Bello vetos bill to stop catalytic converter thefts, ‘won’t solve the problem it’s looking to solve’

ROCHESTER, N.Y. (WHEC) — Just when Monroe County lawmakers thought that they had the catalytic converter crime solved, the county executive said no.

Adam Bello thought it would kill jobs and push the profits and crime to other counties so Thursday he vetoed the bill that passed with a supermajority.

But the problem of people cutting catalytic converters off of cars and selling them at scrap yards for a huge profit is a huge problem. So News10NBC caught up to the county executive to press him about his veto.

Brean: "Why veto this law regard catalytic converters?"

Bello: "Because the law unfairly harmed local businesses, could potentially cost a lot of jobs here locally. And won’t solve the problem it’s looking to solve."

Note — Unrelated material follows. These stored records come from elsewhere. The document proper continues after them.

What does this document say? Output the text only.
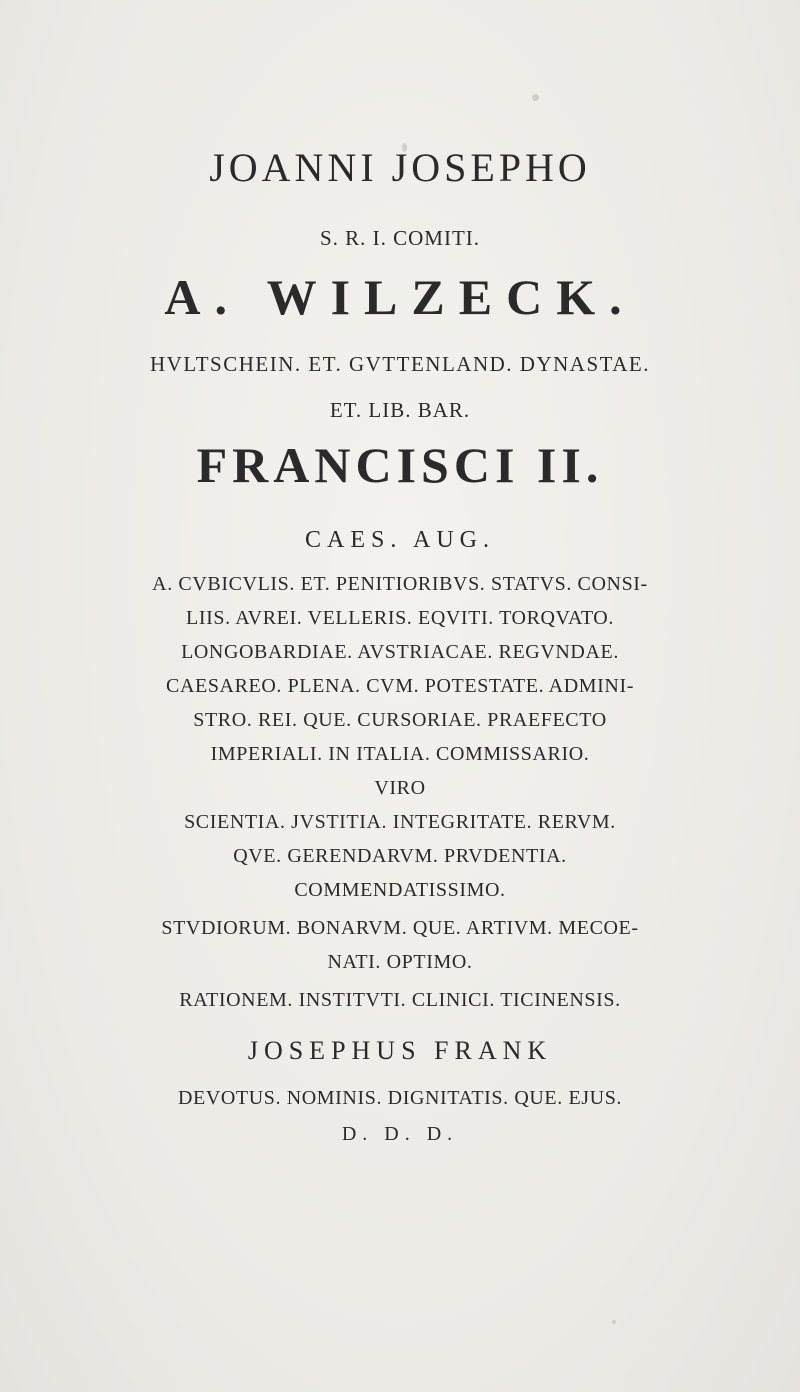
JOANNI JOSEPHO
S. R. I. COMITI.
A. WILZECK.
HVLTSCHEIN. ET. GVTTENLAND. DYNASTAE.
ET. LIB. BAR.
FRANCISCI II.
CAES. AUG.
A. CVBICVLIS. ET. PENITIORIBVS. STATVS. CONSI-
LIIS. AVREI. VELLERIS. EQVITI. TORQVATO.
LONGOBARDIAE. AVSTRIACAE. REGVNDAE.
CAESAREO. PLENA. CVM. POTESTATE. ADMINI-
STRO. REI. QUE. CURSORIAE. PRAEFECTO
IMPERIALI. IN ITALIA. COMMISSARIO.
VIRO
SCIENTIA. JVSTITIA. INTEGRITATE. RERVM.
QVE. GERENDARVM. PRVDENTIA.
COMMENDATISSIMO.
STVDIORUM. BONARVM. QUE. ARTIVM. MECOE-
NATI. OPTIMO.
RATIONEM. INSTITVTI. CLINICI. TICINENSIS.
JOSEPHUS FRANK
DEVOTUS. NOMINIS. DIGNITATIS. QUE. EJUS.
D. D. D.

We’ve investigated the theft and sale of catalytic converters all year.

It happened across the county.

The metals in one converter can fetch up to $3,000.

In September, the County Legislature passed the bill titled "Regulating sale of used catalytic converters."

It increased fines for people caught stealing them, but it also made recycling centers and scrap yards do all kinds of extra paperwork and created delays and it only applied to companies in Monroe County.

Thursday, the county executive vetoed it.

Bello: "All if really did is it’s going to take bad actors and they’re just going to push them to the outlying counties."

At the Sept. 14 meeting when the bill was passed, the head of the scrap recycling industries in western New York pleaded with lawmakers to delay their vote for a month.

Lawrence Schillinger, environmental attorney Institute of Scrap Recycling Industries: "Those jobs are in peril because of this bill. And the reason why is because provisions of the legislation are so onerous it will drive legitimate catalytic converter trade out of the county."

Thursday, Schillinger thanked Bello for the veto and released this statement: "Willful ignorance is no defense for legislative malpractice. The sponsors of this ill-conceived bill refused to meet with the recycling industry. Public policy makers at the very least owe their constituents a commitment to be informed and to consider the impacts of their proposals… Had it been signed into law the legislation would have put hundreds of jobs in Monroe County at risk… This legislation was poorly conceived. The proposed law would have failed to solve a short-term problem while creating long-term damage to the recycling industry in Monroe County."

A recording of the September legislature meeting shows there was a debate, but in the end, the bill passed 20 to 7.

Brean: "The veto doesn’t solve the problem of catalytic converters getting cut off cars and being sold."

Bello: "No but what the veto does is stops a law that could potentially impact thousands of jobs that isn’t going to solve a problem."

The county executive said this has to be a regional or state law so that it doesn’t harm businesses in Monroe County.

The sponsor of the bill, republican Paul Dondorfer said at the meeting that the state has always balked at doing something about this.

Co-sponsor, republican Karla Boyce said in a statement:

"I am deeply disappointed in County Executive Bello for vetoing legislation that would have curbed the theft and illegal sale of catalytic converters in our community. Removing the incentive for a quick cash profit through mandating scrap yards to wait 14 days before paying for turned in catalytic converters is a common-sense step to stopping these crimes. Supported by scrapyards, law enforcement and a majority of this legislature – County Executive Bello finds himself alone with other local democrats in opposition to this important legislation and his opposition promotes the violation of the law."

It takes 18 votes to override the veto.

Twenty lawmakers voted for the bill last month.